CGD: Portugueses dividem culpas entre gestores e Governo

A administração, Mário Centeno e António Costa são responsabilizados pelo impasse no banco público, enquanto 64% aplaudem a intervenção de Marcelo, segundo estudo da Católica.
CGD: Portugueses dividem culpas entre gestores e Governo
Cátia Barbosa/Negócios
António Larguesa 28 de novembro de 2016 às 09:16

Os portugueses repartem as responsabilidades pela polémica na Caixa Geral de Depósitos entre os administradores do banco e os principais responsáveis políticos, segundo um estudo do Centro de Estudos e Sondagens de Opinião (CESOP) da Universidade Católica feito para o DN, JN, RTP e Antena 1.

 

Questionados sobre quem é o principal responsável pelo impasse que se gerou no banco público, 36% dos inquiridos respondem a administração liderada até agora por António Domingues. Por outro lado, um total de 31% prefere apontar o dedo ao Governo, sendo que 16% culpam o ministro das Finanças, Mário Centeno, e 15% o próprio primeiro-ministro, António Costa.

 

Estas respostas resultaram de 977 inquéritos válidos realizados entre 19 e 22 de Novembro. A divulgação deste estudo de opinião aconteceu esta segunda-feira, 28 de Novembro, poucas horas depois de ser conhecido o pedido de demissão do presidente da Caixa na sequência da polémica sobre a entrega das declarações de património.

 

Como o Negócios noticiou, António Domingues demitiu-se por considerar ter falta de apoio do Governo e do Presidente da República. O gestor estaria disposto a entregar as declarações de património, mas queria que António Costa e Marcelo Rebelo de Sousa declarassem publicamente que, entregues esses elementos, a confiança nele estava intacta, ou seja, que a sua idoneidade permanecia intacta.

 

O ex-administrador do BPI, que o Governo colocou a liderar a CGD, considerou que a aprovação no Parlamento da proposta que obriga à entrega das declarações a partir de 1 de Janeiro, independentemente do que o Tribunal Constitucional viesse a decidir, foi a prova material da falta de empenhamento quer do chefe do Governo, quer do chefe de Estado.

 

O inquérito da Católica, porém, parece isentar de culpas o Palácio de Belém. Para 64% dos inquiridos, o papel de Marcelo neste processo foi bom (54%) ou muito bom (10%), com apenas 12% a chumbarem a intervenção presidencial. Quase um em cada quatro portugueses (24%) não tem opinião sobre este assunto ou recusa responder às perguntas sobre as responsabilidades neste impasse e sobre o comportamento do Presidente.

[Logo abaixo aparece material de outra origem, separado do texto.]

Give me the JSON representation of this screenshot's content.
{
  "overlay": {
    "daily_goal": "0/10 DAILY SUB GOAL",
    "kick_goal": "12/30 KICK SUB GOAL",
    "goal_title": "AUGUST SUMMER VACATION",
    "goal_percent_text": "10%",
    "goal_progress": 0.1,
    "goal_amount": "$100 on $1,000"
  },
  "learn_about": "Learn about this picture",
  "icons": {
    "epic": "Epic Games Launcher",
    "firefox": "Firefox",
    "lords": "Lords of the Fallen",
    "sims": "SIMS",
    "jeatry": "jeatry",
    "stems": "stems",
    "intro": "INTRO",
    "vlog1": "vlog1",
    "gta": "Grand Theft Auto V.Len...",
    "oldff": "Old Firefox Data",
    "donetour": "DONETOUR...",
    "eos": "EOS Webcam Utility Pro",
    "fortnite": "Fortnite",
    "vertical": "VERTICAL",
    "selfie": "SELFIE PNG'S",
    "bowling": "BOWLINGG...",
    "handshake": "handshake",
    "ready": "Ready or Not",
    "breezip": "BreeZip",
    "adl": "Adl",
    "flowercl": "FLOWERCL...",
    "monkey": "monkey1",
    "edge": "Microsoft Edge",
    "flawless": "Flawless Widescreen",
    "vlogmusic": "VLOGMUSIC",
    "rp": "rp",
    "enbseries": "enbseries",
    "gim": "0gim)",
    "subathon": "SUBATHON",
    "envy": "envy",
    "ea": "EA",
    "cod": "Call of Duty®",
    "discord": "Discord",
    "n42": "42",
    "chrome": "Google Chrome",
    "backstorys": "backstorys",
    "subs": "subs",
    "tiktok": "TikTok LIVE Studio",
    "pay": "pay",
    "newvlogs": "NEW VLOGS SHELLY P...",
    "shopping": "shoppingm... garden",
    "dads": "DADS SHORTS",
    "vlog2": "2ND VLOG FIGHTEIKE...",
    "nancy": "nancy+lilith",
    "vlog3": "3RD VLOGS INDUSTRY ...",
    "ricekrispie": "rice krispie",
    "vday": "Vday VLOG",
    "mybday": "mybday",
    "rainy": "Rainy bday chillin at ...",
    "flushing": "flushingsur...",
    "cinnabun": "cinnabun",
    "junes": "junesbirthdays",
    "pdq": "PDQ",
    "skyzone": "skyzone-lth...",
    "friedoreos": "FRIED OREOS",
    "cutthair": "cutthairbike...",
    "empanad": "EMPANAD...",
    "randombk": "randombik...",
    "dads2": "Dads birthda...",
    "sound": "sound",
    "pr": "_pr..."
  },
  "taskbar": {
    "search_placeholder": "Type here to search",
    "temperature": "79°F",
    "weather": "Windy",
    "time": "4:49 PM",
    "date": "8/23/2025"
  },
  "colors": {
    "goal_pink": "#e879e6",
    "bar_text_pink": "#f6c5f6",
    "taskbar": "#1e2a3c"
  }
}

Entretanto, na manhã desta segunda-feira, mais seis administradores comunicaram a renúncia aos cargos, ficando a gestão apenas com quatro elementos. Segundo a informação enviada à CMVM, os nomes dos gestores que acompanham Domingues na porta de saída são Emídio Pinheiro, Henrique Cabral Menezes, Paulo Rodrigues da Silva, Pedro Norton, Angel Corcóstegui Guraya e Herbert Walter – os três últimos são não executivos.